The problem with Joan Baez is once you have heard her a few times, then you know what she does - she 's unlikely to surprise you, her purity and honesty is always there, and she's never going to do anything very different like her later contemporaries Carole King or Joni Mitchell for instance. She reminds me of a folk singer I knew in my university youth, one Morag, who had an operatic voice and who could - and frequently did - clear bars with her version of "It Ain't me Babe". Although not quite operatic, Joan's delivery, sincere though it is, means that her music often sounds the same, the intensity always delivered at a familiar pitched balance between beautiful song and emotion. But her strength is that her subject sometimes rises above this, and when it does it is as if the Madonna has appeared to sing to us and then she is sublime.
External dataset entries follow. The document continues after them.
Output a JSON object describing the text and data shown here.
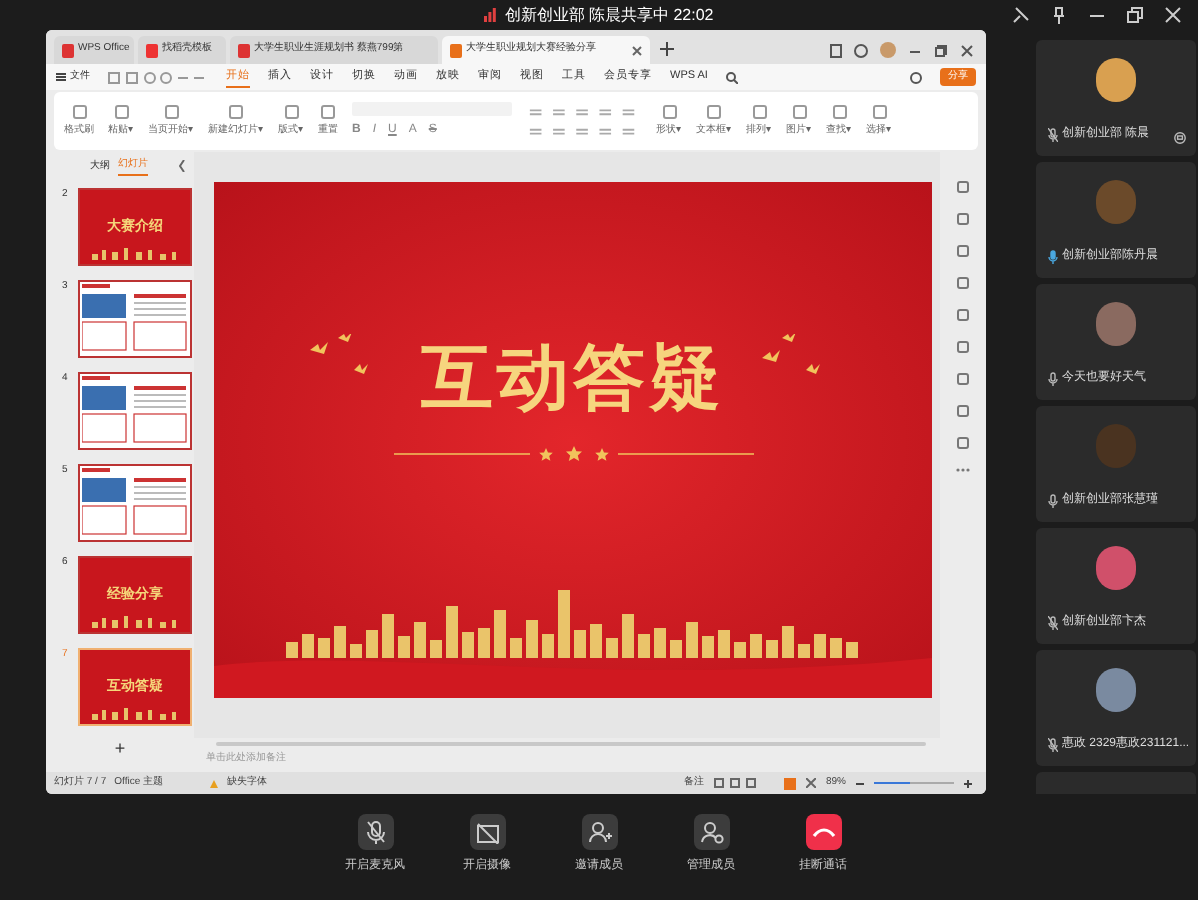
{
  "top_bar": {
    "title": "创新创业部 陈晨共享中 22:02"
  },
  "wps": {
    "tabs": [
      {
        "label": "WPS Office",
        "selected": false,
        "kind": "home"
      },
      {
        "label": "找稻壳模板",
        "selected": false,
        "kind": "template"
      },
      {
        "label": "大学生职业生涯规划书 蔡燕799第",
        "selected": false,
        "kind": "doc"
      },
      {
        "label": "大学生职业规划大赛经验分享",
        "selected": true,
        "kind": "doc"
      }
    ],
    "menu": {
      "file": "文件",
      "items": [
        {
          "label": "开始",
          "selected": true
        },
        {
          "label": "插入",
          "selected": false
        },
        {
          "label": "设计",
          "selected": false
        },
        {
          "label": "切换",
          "selected": false
        },
        {
          "label": "动画",
          "selected": false
        },
        {
          "label": "放映",
          "selected": false
        },
        {
          "label": "审阅",
          "selected": false
        },
        {
          "label": "视图",
          "selected": false
        },
        {
          "label": "工具",
          "selected": false
        },
        {
          "label": "会员专享",
          "selected": false
        },
        {
          "label": "WPS AI",
          "selected": false
        }
      ],
      "share": "分享"
    },
    "ribbon": {
      "left": [
        "格式刷",
        "粘贴▾",
        "当页开始▾",
        "新建幻灯片▾",
        "版式▾",
        "重置"
      ],
      "font_buttons": [
        "B",
        "I",
        "U",
        "A",
        "S"
      ],
      "right": [
        "形状▾",
        "文本框▾",
        "排列▾",
        "图片▾",
        "查找▾",
        "选择▾"
      ]
    },
    "panel_tabs": [
      {
        "label": "大纲",
        "selected": false
      },
      {
        "label": "幻灯片",
        "selected": true
      }
    ],
    "thumbnails": [
      {
        "number": "2",
        "kind": "title",
        "title": "大赛介绍",
        "selected": false
      },
      {
        "number": "3",
        "kind": "content",
        "selected": false
      },
      {
        "number": "4",
        "kind": "content",
        "selected": false
      },
      {
        "number": "5",
        "kind": "content",
        "selected": false
      },
      {
        "number": "6",
        "kind": "title",
        "title": "经验分享",
        "selected": false
      },
      {
        "number": "7",
        "kind": "title",
        "title": "互动答疑",
        "selected": true
      }
    ],
    "add_slide": "+",
    "slide": {
      "title": "互动答疑"
    },
    "notes_placeholder": "单击此处添加备注",
    "status": {
      "slide_count": "幻灯片 7 / 7",
      "theme": "Office 主题",
      "missing_font": "缺失字体",
      "notes": "备注",
      "zoom": "89%",
      "zoom_slider": {
        "level": 0.45
      }
    }
  },
  "participants": [
    {
      "name": "创新创业部 陈晨",
      "muted": true,
      "speaking": false,
      "sharing": true
    },
    {
      "name": "创新创业部陈丹晨",
      "muted": false,
      "speaking": true,
      "sharing": false
    },
    {
      "name": "今天也要好天气",
      "muted": false,
      "speaking": false,
      "sharing": false
    },
    {
      "name": "创新创业部张慧瑾",
      "muted": false,
      "speaking": false,
      "sharing": false
    },
    {
      "name": "创新创业部卞杰",
      "muted": true,
      "speaking": false,
      "sharing": false
    },
    {
      "name": "惠政 2329惠政231121...",
      "muted": true,
      "speaking": false,
      "sharing": false
    }
  ],
  "controls": [
    {
      "label": "开启麦克风",
      "kind": "mic"
    },
    {
      "label": "开启摄像",
      "kind": "camera"
    },
    {
      "label": "邀请成员",
      "kind": "invite"
    },
    {
      "label": "管理成员",
      "kind": "manage"
    },
    {
      "label": "挂断通话",
      "kind": "hangup"
    }
  ]
}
Her relationship with with Bob Dylan in the early sixties lasted four years. Nine years later, in 1974, prompted by a late night call from Bob from a payphone, she wrote "Diamonds and Rust". In the song she recalls moments from their life together, full of love for him, but with a hard-eyed objectivity that makes her tenderness all the more moving. She remembers that Dylan said her poetry was lousy, absolutely true compared to his, but here her poetry nails him as no-one else has ever done, before or since. Read as many books as you want on Dylan, "the original vagabond", but you won't get any closer to him than this.

"Now you're telling me you're not nostalgic then give me another word for it, you, who are so good with words and at keeping things vague

'cause I need some of that vagueness now it's all come back too clearly, yes I loved you dearly and if you're offering me diamonds and rust I've already paid."